THE MOMENT OF IMPACT. Because she was the friend who was closest to me geographically as I labored through bad dating experience after bad dating experience, Lisandra was almost always the first person I talked to about how things played out in those failed attempts. She always had an optimistic view of those situations…always saw a silver lining when I was ready to declare war on those chicks. Lisandra’s moment of impact comes from way back in 2007…February 13, 2007 to be exact. I was still reeling from the residual effects of what happened with Chavon and I confided in Lisandra that this was the absolute worst point in my life. Instead of feeling sorry for me, which is what I really wanted her to do, she simply said “you’re at the bottom right now…all you can do from here on out is go up”. And that’s exactly where I’ve gone since. The personal pain and grief I suffered as a result of that abortion could’ve destroyed me but Lisandra’s words kinda lifted me from the ashes.

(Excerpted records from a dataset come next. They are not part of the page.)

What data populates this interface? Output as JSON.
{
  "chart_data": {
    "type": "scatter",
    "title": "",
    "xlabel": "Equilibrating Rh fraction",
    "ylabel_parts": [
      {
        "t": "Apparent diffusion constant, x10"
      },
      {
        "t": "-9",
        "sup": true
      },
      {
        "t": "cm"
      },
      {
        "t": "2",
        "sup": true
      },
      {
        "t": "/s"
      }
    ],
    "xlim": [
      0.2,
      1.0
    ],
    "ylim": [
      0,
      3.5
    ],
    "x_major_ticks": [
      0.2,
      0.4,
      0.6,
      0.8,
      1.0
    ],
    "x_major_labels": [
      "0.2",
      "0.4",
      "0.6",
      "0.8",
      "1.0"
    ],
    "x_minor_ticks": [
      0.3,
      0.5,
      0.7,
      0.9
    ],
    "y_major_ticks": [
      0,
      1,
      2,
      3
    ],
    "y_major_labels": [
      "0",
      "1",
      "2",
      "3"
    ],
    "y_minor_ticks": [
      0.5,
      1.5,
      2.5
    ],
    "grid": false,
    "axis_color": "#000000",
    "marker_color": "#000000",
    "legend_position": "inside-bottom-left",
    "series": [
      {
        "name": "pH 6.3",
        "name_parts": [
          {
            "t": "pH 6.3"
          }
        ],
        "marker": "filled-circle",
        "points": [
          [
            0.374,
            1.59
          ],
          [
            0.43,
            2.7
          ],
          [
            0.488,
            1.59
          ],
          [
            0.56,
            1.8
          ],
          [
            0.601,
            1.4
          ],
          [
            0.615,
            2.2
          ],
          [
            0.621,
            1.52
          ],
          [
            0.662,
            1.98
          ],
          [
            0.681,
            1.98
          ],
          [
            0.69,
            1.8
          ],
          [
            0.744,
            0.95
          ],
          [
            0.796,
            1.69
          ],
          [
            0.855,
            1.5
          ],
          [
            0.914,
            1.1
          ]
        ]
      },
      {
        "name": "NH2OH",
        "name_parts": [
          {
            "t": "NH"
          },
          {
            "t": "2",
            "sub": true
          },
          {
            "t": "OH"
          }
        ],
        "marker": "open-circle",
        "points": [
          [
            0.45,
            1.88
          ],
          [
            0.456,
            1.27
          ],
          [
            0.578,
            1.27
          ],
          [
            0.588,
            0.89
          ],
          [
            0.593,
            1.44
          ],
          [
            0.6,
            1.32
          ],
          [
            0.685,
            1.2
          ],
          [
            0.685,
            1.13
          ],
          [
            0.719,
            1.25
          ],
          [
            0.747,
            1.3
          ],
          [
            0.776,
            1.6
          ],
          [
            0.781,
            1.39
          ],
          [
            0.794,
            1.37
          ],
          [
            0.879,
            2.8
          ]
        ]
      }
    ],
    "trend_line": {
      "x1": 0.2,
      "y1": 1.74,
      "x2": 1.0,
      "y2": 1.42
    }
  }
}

HOW IT GOT ME TO 30. In this life of mine, I’ve come across many, many great people. Some have stayed around for a lifetime, some only for a fleeting second. For 11 years next month, Lisandra will have had a presence in my life. I once wrote about her in Triumphs & Tribulations X, asking the simple question: “would I be better off had I not met Lisandra”. The answer is no. I’d likely be a far worse person had I not met Lisandra. I’d probably be some dude out there intentionally hurting the feelings of women because they hurt my feelings. Lisandra taught me the lesson of never taking things too personal, whether it was the failed relationships, the E5 snubs, or the times I had to “shut up and color”. As I ascend to the age of 30 next week, everything I learned through our interactions has been important and very beneficial to me. Lisandra has certainly earned the lifetime label of best friend. And when I find myself in that position, I’ll make a special request of my prospective fiancée that she be one of the bridesmaids in the wedding ceremony.